NYC march demonstrates democracy in action
New York City -- Line up all the fans from the K-State football stadium on a fall Saturday, add the KU crowd, and top it off with the Nebraska faithful. Pour in more people from Manhattan, Lawrence and Lincoln, and set them off down the street. Then pull up a lawn chair, apply the sunscreen and watch them march past -- in their opinionated, colorful glory.
The pre-Republican National Convention protest Sunday had all the characters, political showmanship, humor and music of a parade down Fourth Street in Tonganoxie.
The Rude Mechanical Orchestra -- trombones, tubas et al dressed in white and silver -- merged for a time with the blue jump-suited Massachusetts Revolutionary Drum Corps for a frenetic, rolling tune that kept the folks on 17th Street dancing while they waited to merge with the slow-moving stream of people.
George W. Bush masks ducked in and out of view. Papier-mache caricatures held high bobbed along the street alongside, broadcasting complaints and calls to action alongside blockwide banners and hand-held megaphones.
Some might argue that this was merely a mass of Democratic Party operatives, anarchists and rabble-rousers. Strip away the hand-lettered posters and T-shirts, however, and you'd be hard-pressed to distinguish the vast majority of the participants -- 90 percent, or more from my observations -- from your local school board members, your neighbors and your relatives; they're average Americans. (This being New York, one of the most diverse and inclusive cities on the planet, there will always be the odd 10 percent or so with unique fashion sense, piercings, tattoos, etc.)
Hippies and peace symbols were there, to be sure, but so were teachers, doctors, lawyers and clerics. For more than four hours, grandmothers, babies and 20-somethings walked the two-mile parade route, which at one point, was solid people from the starting point on Seventh Avenue to the finish on Broadway.
People in Kansas still might ask what the big deal is.

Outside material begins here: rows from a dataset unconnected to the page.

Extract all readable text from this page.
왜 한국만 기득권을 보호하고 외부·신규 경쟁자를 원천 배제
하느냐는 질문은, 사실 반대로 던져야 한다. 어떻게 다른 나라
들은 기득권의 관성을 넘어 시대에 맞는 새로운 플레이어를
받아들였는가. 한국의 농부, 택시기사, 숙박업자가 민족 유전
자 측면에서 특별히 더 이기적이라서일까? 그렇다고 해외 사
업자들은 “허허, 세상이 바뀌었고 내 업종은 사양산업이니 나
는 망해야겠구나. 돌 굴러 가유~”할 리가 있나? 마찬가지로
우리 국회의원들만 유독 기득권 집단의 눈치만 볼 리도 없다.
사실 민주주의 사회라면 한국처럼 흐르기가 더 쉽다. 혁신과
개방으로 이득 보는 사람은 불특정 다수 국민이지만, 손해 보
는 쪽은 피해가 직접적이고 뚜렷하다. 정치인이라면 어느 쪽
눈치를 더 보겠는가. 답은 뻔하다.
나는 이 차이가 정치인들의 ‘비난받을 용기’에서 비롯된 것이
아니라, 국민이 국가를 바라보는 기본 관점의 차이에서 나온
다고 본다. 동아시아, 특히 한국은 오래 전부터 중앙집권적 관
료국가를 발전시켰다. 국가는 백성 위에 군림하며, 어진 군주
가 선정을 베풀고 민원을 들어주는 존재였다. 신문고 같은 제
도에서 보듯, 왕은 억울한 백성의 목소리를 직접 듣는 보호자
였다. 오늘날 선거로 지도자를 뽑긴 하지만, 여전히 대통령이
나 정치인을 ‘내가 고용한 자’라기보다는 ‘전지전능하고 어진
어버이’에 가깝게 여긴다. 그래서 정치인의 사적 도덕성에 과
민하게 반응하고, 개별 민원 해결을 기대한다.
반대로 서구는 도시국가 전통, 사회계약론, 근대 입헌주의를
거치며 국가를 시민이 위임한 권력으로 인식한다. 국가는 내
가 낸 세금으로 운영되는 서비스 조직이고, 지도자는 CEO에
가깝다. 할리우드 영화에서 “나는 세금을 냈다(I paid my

My mom asked why people would protest the convention. My brother and another friend asked what I was protesting.
Pick a cause, and people had an opinion.
The people carrying coffin-shaped boxes wrapped in flags disturbed me in a way that resonated with my ongoing struggles to reconcile the United States' policies since 9/11. They are reminders of the tremendous individual human costs, the thousands of parents, siblings, children, friends killed in war since 2002.
I've also been concerned about the erosion of our country's international stature caused by unilateral actions and an unwillingness to take the time needed to work through international bodies.
One sign summed this up: "I'm tired of being ashamed of my government's arrogance."
Dissatisfaction and anger at the president were common denominators among marchers, regardless of their political or personal reasons for being in New York, as was the desire to vote him out of office.
Despite the presence of Socialists and (gasp) Communists, there was definitely a marketplace not only of ideas (free newspapers, leaflets), but also of clothing, books, decals -- anything with a slogan on it. One protester jokingly mused, "I only came here to get a T-shirt."
Neither President Bush, nor Vice President Cheney -- the objects of much vituperative rhetoric -- was in attendance, so people directed some of their anger at Madison Square Garden, where the main convention events are scheduled.
The march was a media frenzy, and protesters were savvy with catchy designs, witticisms -- "This Prez is not so swift," read one placard -- and Web sites.
Cameras documented every step, and roving radio reporters and camera crews picked out the flashiest, the most passionate. At one point I counted eight helicopters and a blimp in the air. (No one interviewed me, though my lack of any political slogan other than the poppy I bought from a VFW member might have limited my appeal.)
It's unlikely the Republicans will listen to the protesters. They promised, after all, to pin blame on the Democrats for anything illegal or bizarre. It's unlikely many of the protesters will spend much time studying any changes to the Republican Party platform.
That is unfortunate. I have an opinion already, but during the coming months I'll read about the candidates and issues before I make my final decision. I'll try to carry on the dialogue, at least internally, magnified by the political conventions and Sunday's example.
The vibrant cacophony, which could have been chaotic and ugly, was instead peaceful and powerful. In the five hours I waited and marched, people were patient and respectful of one another and the city. The police returned the favor. Sunday's march is an example of how great our democracy is, how people can make themselves heard in the political process through creativity and constructive assembly.
These Americans and their experiences are the threads we weave together, along with the thoughts, actions and ideas of Republicans and other politically active groups, to form our red, white and blue country.
At the end of the day, the most powerful sign I saw said this: "Registered to vote." I'm registered to vote. I intend to vote. I encourage you to do the same.